Quantum K--theory of Grassmannians from a Yang-Baxter algebra

Abstract: In an earlier paper, two of the authors defined a $5$-vertex Yang-Baxter algebra (a Hopf algebra) which acts on the sum of the equivariant quantum K-rings of Grassmannians $\mathrm{Gr}(k;n)$, where $k$ varies from $0$ to $n$. We construct geometrically defined operators on quantum K-rings describing this action. In particular, the $R$-matrix defining the Yang-Baxter algebra corresponds to the left Weyl group action. Most importantly, we use the `quantum=classical' statement for the quantum K-theory of Grassmannians to prove an explicit geometric interpretation of the action of generators of the Yang-Baxter algebra.
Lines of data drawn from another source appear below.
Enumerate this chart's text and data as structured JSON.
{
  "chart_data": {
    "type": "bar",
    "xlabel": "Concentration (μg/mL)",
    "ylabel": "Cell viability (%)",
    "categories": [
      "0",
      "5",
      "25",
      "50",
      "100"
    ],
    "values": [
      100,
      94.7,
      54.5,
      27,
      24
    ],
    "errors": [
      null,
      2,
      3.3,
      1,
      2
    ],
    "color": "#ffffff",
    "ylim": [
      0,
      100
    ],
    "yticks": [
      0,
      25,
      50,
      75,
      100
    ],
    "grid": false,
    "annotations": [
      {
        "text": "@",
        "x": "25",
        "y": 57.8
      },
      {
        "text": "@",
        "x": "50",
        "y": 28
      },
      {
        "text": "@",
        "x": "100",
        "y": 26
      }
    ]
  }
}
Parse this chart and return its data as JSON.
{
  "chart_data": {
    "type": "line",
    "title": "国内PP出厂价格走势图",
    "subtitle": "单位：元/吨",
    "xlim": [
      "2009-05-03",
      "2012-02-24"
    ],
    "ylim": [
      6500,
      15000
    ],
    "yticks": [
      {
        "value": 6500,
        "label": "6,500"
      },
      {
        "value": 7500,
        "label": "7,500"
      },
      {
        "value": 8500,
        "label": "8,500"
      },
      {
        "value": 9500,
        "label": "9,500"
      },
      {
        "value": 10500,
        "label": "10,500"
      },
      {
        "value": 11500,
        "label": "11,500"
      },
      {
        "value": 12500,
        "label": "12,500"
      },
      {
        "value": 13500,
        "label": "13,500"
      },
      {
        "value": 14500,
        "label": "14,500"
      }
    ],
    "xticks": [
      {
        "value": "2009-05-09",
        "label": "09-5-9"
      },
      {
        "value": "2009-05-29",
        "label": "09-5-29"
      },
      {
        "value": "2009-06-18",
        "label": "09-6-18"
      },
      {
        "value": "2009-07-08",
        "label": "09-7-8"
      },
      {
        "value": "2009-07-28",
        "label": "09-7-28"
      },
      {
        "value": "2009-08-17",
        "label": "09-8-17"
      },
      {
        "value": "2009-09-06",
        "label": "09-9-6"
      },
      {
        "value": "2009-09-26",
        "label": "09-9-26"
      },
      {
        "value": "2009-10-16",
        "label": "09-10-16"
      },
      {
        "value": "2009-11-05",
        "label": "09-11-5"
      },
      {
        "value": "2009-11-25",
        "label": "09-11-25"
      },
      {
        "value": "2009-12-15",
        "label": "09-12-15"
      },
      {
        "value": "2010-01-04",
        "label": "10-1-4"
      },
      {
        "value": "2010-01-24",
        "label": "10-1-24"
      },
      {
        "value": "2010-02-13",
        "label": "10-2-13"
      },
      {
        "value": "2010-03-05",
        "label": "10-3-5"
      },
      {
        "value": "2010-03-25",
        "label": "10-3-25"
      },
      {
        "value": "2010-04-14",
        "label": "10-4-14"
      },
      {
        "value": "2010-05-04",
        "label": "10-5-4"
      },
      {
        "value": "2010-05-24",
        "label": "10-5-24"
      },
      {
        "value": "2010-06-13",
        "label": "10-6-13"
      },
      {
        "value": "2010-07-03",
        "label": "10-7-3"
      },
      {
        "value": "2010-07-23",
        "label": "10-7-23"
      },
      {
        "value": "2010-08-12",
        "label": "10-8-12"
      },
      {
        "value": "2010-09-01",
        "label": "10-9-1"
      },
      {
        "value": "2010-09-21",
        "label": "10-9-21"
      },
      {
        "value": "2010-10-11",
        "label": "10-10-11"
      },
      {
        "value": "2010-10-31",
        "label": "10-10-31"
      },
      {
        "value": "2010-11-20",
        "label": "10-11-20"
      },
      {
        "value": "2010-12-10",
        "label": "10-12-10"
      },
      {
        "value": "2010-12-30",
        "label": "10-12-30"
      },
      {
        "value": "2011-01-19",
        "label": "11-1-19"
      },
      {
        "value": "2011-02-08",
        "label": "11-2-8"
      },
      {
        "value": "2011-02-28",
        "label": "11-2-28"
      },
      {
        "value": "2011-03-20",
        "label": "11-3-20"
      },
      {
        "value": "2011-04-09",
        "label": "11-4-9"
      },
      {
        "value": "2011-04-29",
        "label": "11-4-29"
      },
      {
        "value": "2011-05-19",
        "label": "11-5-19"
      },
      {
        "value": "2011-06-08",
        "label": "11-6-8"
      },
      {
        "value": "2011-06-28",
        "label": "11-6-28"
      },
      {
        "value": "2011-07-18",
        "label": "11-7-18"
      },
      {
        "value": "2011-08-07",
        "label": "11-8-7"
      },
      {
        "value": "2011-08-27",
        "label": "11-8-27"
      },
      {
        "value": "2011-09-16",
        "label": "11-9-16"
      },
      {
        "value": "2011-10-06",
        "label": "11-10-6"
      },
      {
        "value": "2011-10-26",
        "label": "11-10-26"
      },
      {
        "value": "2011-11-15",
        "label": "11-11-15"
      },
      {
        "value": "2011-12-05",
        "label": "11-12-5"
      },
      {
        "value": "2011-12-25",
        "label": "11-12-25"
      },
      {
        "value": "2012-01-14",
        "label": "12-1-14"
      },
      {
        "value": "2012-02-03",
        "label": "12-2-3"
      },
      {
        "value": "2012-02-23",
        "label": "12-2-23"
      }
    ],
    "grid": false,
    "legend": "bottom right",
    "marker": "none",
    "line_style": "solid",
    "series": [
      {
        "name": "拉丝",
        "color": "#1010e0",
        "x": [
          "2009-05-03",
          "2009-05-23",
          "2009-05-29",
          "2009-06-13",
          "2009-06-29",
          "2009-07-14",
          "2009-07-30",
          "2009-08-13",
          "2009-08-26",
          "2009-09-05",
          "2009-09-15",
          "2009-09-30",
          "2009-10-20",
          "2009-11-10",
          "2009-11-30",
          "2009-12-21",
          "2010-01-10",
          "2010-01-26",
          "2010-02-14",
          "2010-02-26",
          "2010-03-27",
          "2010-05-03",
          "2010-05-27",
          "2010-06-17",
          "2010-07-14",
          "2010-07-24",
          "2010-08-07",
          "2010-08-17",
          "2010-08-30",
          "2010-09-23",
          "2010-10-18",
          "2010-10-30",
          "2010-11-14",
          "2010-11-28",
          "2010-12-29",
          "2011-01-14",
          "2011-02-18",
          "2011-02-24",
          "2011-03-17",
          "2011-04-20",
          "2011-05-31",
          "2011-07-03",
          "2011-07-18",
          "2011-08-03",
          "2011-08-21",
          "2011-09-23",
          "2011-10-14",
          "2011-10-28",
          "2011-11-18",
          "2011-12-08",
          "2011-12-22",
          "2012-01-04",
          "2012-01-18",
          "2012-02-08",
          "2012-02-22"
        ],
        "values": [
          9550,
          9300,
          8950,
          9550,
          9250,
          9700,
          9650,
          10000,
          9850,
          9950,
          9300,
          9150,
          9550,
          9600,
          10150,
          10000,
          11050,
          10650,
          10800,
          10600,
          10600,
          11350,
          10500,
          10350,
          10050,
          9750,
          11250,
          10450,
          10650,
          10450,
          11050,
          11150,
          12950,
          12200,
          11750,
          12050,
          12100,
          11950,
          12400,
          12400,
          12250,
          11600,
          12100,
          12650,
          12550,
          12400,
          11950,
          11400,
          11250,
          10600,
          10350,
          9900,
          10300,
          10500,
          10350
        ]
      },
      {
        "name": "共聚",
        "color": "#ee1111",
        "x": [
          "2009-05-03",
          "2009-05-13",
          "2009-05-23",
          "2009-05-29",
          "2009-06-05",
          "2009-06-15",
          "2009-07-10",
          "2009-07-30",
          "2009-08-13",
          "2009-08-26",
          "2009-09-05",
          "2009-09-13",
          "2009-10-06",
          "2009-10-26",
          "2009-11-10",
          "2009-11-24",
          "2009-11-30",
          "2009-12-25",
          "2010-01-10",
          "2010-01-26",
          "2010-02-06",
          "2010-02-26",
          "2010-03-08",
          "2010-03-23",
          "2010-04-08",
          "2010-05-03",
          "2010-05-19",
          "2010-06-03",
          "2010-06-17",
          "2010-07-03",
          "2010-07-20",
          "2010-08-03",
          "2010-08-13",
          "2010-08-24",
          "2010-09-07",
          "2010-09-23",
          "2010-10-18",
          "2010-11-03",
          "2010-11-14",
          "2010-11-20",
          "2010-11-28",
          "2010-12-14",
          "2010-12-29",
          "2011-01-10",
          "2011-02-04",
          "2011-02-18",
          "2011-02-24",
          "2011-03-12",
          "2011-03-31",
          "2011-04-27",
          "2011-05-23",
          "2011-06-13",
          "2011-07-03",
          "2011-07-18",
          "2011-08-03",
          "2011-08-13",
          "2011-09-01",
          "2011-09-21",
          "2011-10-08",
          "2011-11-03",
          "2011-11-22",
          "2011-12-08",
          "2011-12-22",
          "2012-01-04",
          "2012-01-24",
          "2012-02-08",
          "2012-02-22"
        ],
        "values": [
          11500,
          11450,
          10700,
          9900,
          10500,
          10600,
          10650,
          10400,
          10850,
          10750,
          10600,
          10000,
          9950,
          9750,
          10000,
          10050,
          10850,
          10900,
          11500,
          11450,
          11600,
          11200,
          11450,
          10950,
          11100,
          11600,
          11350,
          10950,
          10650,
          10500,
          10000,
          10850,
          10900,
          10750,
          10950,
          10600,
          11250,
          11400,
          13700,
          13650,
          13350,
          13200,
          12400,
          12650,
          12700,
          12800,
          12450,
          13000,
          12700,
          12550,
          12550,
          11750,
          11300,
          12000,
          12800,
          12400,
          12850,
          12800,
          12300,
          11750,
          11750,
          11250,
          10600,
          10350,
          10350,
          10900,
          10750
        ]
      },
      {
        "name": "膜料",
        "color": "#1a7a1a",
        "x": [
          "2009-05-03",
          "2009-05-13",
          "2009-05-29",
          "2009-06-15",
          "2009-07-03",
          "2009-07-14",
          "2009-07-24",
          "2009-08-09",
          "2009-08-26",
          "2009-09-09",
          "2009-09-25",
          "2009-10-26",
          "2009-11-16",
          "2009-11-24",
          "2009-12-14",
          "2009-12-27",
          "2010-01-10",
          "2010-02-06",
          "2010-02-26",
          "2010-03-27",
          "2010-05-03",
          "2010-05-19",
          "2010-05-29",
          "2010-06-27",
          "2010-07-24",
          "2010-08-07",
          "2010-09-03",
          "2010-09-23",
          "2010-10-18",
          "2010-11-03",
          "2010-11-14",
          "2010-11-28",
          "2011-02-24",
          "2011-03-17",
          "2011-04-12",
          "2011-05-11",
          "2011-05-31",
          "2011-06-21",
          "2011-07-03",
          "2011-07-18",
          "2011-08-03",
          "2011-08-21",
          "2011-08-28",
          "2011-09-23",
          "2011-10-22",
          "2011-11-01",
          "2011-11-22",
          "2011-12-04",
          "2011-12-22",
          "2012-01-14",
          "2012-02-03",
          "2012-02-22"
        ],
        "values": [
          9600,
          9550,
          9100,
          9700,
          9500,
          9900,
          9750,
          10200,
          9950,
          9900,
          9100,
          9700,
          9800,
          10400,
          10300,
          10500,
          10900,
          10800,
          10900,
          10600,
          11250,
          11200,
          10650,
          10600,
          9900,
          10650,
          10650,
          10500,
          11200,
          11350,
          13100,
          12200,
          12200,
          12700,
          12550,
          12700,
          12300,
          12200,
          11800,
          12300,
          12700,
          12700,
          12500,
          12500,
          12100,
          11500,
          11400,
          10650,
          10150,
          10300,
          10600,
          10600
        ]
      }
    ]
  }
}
The diagonal entries of the monodromy matrix are given by quantum K-multiplications by explicitly defined classes, and the off-diagonal entries by certain push-pull convolutions. We use this to find a quantization of the classes of fixed points in the quantum K-rings, corresponding to the Bethe vectors of the Yang-Baxter algebra. On each of the quantum K-rings, we prove that the two Frobenius structures (one from geometry, and the other from the integrable system construction) coincide. We discuss several applications, including an action of the extended affine Weyl group on the quantum K-theory ring (extending the Seidel action), a quantum version of the localization map (which is a ring homomorphism with respect to the quantum K-product), and a graphical calculus to multiply by Hirzebruch $\lambda_y$ classes of the dual of the tautological quotient bundle. In an Appendix we illustrate our results in the case when $n=2$.